本文记录常见的排序与查找算法

1. Sort

1.1 Bubble sort

a simple sorting algorithm that repeatedly steps through the input list element by element, comparing the current element with the one after it, swapping their values if needed. These passes through the list are repeated until no swaps have to be performed during a pass, meaning that the list has become fully sorted.

1.2 insertion sort

participant "Caller"
participant "InsertionSort" as insort

Caller -> insort : sort(array)

loop for i = 1 to length(array) - 1
    insort -> insort : key = array[i]
    insort -> insort : j = i - 1
    loop while j >= 0 and array[j] > key
        insort -> insort : array[j + 1] = array[j]
        insort -> insort : j = j - 1
    end
    insort -> insort : array[j + 1] = key
end

Caller <-- insort : array sorted
@enduml

1.3 selection sort

selection sort is not stalbe, example B1B2A –> AB2B1

@startuml
participant "Caller"
participant "SelectionSort" as ssort

Caller -> ssort : sort(array)

loop for i = 0 to length(array) - 2
    ssort -> ssort : smallestIndex = findSmallestFrom(i)
    ssort -> ssort : if i != smallestIndex then swap(i, smallestIndex)
end

Caller <-- ssort : array sorted
@enduml

1.4 Shell sort

Shell sort can be seen as generalization of sorting by exchange(bubble sort) or sorting by insertion(insertion sort).The method starts by sorting pairs of elements far apart from each other, then progressively reducing the gap between elements to be compared

1.5 Merge sort

@startuml
participant "MergeSort" as ms

ms -> ms : Split array until single elements
ms -> ms : Merge halves\n(ordered)

note over ms
  Merge sort divides the array into halves,
  recursively sorts each half, and then
  merges the sorted halves back together.
end note

ms -> ms : Left half sorted
ms -> ms : Right half sorted
ms --> ms : Merge sorted halves

note over ms
  The merge operation is the key process
  where sorting actually happens. It combines
  two sorted arrays into one.
end note

@enduml

1.6 Quick Sort

  1. Shuffle the array
  2. Partition so that, for some j
    • entry a[j] is in place
    • no larger entry to the left of j
    • no smaller entry to the right of j
  3. sort each piece recursively Most implementations of quick sort are not stable,example B1B2A –> AB2B1 with B2 as pivot
@startuml
participant "Caller"
participant "QuickSort" as qsort

Caller -> qsort : quickSort(array, 0, length(array) - 1)

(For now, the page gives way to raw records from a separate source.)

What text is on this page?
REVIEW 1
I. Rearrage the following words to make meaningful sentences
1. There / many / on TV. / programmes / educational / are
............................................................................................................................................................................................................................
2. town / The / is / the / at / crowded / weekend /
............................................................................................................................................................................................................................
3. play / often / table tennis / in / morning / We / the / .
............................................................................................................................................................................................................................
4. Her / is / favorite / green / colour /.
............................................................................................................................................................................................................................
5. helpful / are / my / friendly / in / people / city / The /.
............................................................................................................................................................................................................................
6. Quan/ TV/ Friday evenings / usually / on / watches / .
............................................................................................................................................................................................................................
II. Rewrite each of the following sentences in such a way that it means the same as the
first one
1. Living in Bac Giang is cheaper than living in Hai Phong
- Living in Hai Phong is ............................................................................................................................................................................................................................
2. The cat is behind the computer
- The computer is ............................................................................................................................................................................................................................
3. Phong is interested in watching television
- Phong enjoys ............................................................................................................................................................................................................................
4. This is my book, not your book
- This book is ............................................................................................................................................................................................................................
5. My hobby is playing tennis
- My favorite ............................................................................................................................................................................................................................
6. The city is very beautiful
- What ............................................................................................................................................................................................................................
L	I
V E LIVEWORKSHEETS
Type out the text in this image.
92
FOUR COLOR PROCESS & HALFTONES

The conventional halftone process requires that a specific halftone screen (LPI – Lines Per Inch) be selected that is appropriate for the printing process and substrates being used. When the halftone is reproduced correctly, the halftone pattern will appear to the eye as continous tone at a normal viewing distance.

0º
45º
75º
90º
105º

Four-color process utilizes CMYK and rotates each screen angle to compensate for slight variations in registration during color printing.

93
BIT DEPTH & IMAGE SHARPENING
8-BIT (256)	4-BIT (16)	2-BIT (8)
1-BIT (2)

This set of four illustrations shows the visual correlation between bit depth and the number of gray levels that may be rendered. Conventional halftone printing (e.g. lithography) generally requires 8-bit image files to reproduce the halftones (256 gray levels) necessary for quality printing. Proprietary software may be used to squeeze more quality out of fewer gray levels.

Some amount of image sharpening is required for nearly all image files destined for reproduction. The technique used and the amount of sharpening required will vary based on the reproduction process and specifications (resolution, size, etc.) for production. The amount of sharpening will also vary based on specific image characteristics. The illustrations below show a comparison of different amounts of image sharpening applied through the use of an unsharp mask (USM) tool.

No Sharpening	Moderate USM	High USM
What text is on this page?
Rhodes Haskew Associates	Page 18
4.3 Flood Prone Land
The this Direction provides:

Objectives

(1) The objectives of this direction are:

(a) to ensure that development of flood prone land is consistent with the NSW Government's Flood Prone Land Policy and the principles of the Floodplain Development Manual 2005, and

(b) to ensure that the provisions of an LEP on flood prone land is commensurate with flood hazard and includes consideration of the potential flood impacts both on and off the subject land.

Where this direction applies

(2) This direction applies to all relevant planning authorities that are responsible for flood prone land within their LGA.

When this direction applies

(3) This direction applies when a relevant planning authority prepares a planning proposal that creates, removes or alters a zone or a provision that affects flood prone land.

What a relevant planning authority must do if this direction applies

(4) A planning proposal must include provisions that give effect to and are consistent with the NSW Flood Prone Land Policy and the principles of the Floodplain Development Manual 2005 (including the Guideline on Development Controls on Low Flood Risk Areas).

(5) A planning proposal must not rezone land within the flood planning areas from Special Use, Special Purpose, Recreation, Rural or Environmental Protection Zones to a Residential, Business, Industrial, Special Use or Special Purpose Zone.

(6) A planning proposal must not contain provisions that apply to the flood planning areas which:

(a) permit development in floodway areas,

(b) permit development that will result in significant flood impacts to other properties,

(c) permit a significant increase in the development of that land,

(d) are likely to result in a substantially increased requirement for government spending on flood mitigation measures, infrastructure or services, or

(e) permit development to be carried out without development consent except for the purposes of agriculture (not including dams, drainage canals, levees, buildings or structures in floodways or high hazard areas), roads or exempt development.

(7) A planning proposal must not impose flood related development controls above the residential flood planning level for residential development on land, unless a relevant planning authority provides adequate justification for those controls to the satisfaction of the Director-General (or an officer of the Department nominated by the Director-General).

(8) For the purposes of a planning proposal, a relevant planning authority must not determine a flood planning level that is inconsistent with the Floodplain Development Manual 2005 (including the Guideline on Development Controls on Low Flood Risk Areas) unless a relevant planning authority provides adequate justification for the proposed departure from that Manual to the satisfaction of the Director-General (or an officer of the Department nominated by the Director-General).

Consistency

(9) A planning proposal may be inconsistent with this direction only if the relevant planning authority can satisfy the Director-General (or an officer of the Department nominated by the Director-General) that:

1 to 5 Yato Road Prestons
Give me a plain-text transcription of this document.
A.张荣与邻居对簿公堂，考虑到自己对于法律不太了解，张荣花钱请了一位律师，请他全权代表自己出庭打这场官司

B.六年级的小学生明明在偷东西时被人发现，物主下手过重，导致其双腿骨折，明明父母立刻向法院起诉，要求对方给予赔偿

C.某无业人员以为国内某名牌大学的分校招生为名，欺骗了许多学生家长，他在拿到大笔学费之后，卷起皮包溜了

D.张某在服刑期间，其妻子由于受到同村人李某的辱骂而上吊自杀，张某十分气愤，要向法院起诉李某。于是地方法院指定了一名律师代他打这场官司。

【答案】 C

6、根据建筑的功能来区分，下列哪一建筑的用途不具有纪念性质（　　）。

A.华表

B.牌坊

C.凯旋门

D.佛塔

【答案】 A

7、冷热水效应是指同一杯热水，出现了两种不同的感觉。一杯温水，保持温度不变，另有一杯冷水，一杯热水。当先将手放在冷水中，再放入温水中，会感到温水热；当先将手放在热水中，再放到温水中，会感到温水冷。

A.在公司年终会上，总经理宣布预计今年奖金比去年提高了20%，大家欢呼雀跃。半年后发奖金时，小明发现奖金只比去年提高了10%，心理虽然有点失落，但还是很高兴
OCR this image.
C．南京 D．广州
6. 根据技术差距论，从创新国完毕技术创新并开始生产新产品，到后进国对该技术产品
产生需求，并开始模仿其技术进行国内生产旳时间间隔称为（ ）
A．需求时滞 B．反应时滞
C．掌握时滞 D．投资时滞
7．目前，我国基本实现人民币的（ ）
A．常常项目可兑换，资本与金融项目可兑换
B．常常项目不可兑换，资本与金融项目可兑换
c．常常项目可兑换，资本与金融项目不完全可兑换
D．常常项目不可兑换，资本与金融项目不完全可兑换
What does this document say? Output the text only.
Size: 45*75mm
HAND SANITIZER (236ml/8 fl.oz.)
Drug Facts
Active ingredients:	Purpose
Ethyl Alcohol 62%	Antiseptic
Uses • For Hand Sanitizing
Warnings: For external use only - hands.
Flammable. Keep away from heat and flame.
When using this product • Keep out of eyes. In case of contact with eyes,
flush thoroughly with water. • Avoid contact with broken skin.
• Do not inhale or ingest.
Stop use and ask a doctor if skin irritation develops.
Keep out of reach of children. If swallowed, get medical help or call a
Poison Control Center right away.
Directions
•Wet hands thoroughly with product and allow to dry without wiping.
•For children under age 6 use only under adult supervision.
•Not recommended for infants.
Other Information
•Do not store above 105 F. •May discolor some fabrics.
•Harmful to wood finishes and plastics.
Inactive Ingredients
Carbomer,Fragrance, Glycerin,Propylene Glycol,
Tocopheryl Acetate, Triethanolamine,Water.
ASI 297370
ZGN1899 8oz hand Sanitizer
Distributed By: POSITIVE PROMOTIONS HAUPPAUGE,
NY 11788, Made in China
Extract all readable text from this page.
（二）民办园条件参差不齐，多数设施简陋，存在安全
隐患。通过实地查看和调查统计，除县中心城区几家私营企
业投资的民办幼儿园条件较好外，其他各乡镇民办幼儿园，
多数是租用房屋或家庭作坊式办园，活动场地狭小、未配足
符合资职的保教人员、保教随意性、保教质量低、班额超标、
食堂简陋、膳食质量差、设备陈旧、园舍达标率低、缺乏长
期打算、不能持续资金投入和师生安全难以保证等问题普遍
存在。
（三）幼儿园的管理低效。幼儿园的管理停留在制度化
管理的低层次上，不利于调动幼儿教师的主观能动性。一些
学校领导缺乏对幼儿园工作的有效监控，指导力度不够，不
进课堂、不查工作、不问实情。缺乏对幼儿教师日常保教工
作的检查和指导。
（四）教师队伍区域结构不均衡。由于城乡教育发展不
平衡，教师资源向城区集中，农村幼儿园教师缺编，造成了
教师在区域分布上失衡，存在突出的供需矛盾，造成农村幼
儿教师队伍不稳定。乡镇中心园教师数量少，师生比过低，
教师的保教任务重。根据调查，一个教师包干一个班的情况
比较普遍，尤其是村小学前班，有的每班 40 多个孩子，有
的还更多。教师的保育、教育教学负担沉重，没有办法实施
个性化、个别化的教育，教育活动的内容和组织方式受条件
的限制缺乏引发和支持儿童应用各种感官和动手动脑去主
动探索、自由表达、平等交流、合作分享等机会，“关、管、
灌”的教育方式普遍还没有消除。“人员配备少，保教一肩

loop until base case is reached
    qsort -> qsort : Choose pivot
    qsort -> qsort : Partition array into left and right
    alt if left part is not empty
        qsort -> qsort : quickSort(left part)
    end
    alt if right part is not empty
        qsort -> qsort : quickSort(right part)
    end
end

Caller <-- qsort : array sorted
@enduml